- The Washington Times - Sunday, July 3, 2011

LIFE, LIBERTY, PURSUIT OF HAPPINESS

American ambassadors celebrated Independence Day from the tranquility of the Bahamas to the front line in the war on terrorism in Afghanistan, where U.S. soldiers are sacrificing their lives for a government that calls them “occupiers.”

In Kabul, Ambassador Karl W. Eikenberry spoke of the friendship between the American and Afghan peoples and noted that the United States is nearing an end to its 10-year war in Afghanistan. President Obama last month ordered the beginning of a drawdown of 33,000 U.S. troops with the ultimate goal of turning security over to the Afghan army after a full withdrawal.

Mr. Eikenberry referred to a “turning point in our campaign to establish security and stability” in Afghanistan.

“As this happens, the Afghans must know that our partnership is enduring,” he said.

Only two weeks ago, the ambassador upbraided Afghan President Hamid Karzai for calling U.S. troops “occupiers.” More than 1,500 U.S. troops have died defending Afghanistan from Taliban militants and their al Qaeda terrorist allies.

However, at his early Fourth of July celebration on Saturday, Mr. Eikenberry was conciliatory with his guests in one of his last receptions before ending his tour.

“On this holiday, it is worth remembering that no matter what country we call home, we all strive for the same things as those who signed the American Declaration of Independence in 1776: life, liberty and the pursuit of happiness,” he said.

In Pakistan, Ambassador Cameron Munter also spoke of shared “values and ideas,” even though the Pakistan government has become more critical of the United States since U.S. commandos killed al Qaeda leader Osama bin Laden inside Pakistan in May.

“Even in these difficult times, we are close friends,” Mr.

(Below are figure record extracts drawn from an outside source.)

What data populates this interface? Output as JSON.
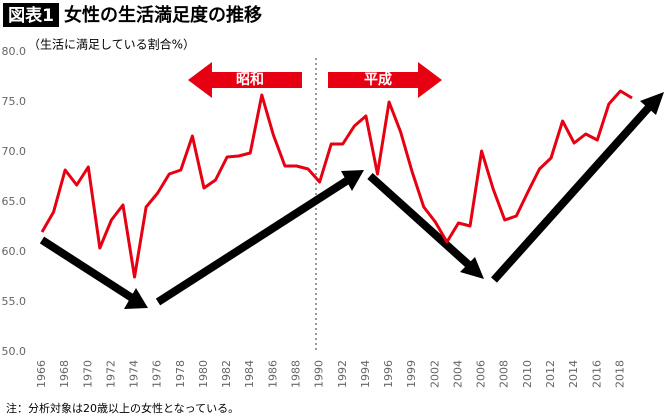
{
  "chart_data": {
    "type": "line",
    "title_tag": "図表1",
    "title": "女性の生活満足度の推移",
    "subtitle": "（生活に満足している割合%）",
    "note": "注：分析対象は20歳以上の女性となっている。",
    "annotations": [
      "昭和",
      "平成"
    ],
    "categories": [
      "1966",
      null,
      "1968",
      null,
      "1970",
      null,
      "1972",
      null,
      "1974",
      null,
      "1976",
      null,
      "1978",
      null,
      "1980",
      null,
      "1982",
      null,
      "1984",
      null,
      "1986",
      null,
      "1988",
      null,
      "1990",
      null,
      "1992",
      null,
      "1994",
      null,
      "1996",
      null,
      "1999",
      null,
      "2002",
      null,
      "2004",
      null,
      "2006",
      null,
      "2008",
      null,
      "2010",
      null,
      "2012",
      null,
      "2014",
      null,
      "2016",
      null,
      "2018",
      null
    ],
    "values": [
      62,
      64,
      68.2,
      66.7,
      68.5,
      60.4,
      63.2,
      64.7,
      57.5,
      64.5,
      65.9,
      67.8,
      68.2,
      71.6,
      66.4,
      67.2,
      69.5,
      69.6,
      69.9,
      75.7,
      71.7,
      68.6,
      68.6,
      68.3,
      67,
      70.8,
      70.8,
      72.6,
      73.6,
      67.8,
      75,
      72,
      68,
      64.5,
      63,
      61,
      62.9,
      62.6,
      70.1,
      66.3,
      63.2,
      63.6,
      66,
      68.3,
      69.4,
      73.1,
      70.9,
      71.8,
      71.2,
      74.8,
      76.1,
      75.4
    ],
    "color": "#e60012",
    "ylim": [
      50,
      80
    ],
    "yticks": [
      {
        "value": 50,
        "label": "50.0"
      },
      {
        "value": 55,
        "label": "55.0"
      },
      {
        "value": 60,
        "label": "60.0"
      },
      {
        "value": 65,
        "label": "65.0"
      },
      {
        "value": 70,
        "label": "70.0"
      },
      {
        "value": 75,
        "label": "75.0"
      },
      {
        "value": 80,
        "label": "80.0"
      }
    ],
    "grid": false
  }
}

Munter said at an Independence Day celebration Saturday in Karachi.

He asked his guests to remember “the people who died fighting” for “freedom, tolerance and democracy.” He mentioned Benazir Bhutto, a former prime minister killed in 2007 while campaigning; Shahbaz Bhatti, a Christian member of Parliament killed in March; Saleem Shahzad, a reporter found dead in May; and Salmaan Tazeer, governor of Punjab assassinated in January for opposing Islamic blasphemy laws.

In Harare, Zimbabwe, Ambassador Charles A. Ray invited guests to a picnic on Friday to celebrate Independence Day.

Mr. Ray, a frequent critic of autocratic President Robert Mugabe, praised the Zimbabwean people who want “justice, tranquility, liberty and prosperity.”

Ambassador Harry K. Thomas in the Philippines talked about the qualities that make an American.

“We honor those who lived and died by the concept immortalized in our Declaration of Independence 235 years ago,” he said.

“We are a strong nation, but the core our strength lies in our ability to make and build relationships: to make friends, not war; to project the power of our ideas, not the strength of our arms.”

However, the projection of power was on display in the tropical paradise of the Bahamas, where Ambassador Nicole Avant held a cocktail reception aboard the visiting USS Vicksburg guided missile cruiser.

Independence Day is a “holiday where we express pride for our country, rejoice in our freedoms and are humbled by the heroic men and women in uniform to whom we are indebted for all they do to protect our freedom,” she said.

DIPLOMATIC TRAFFIC

Foreign visitors in Washington this week include:

Thursday

• Cayetano Llobet, a prominent political analyst in Bolivia, who addresses the Inter-American Dialogue.

• Gita Wirjawan, chairman of Indonesia’s Investment Coordinating Board. He discusses Indonesia’s economy in a briefing at the Center for Strategic and International Studies.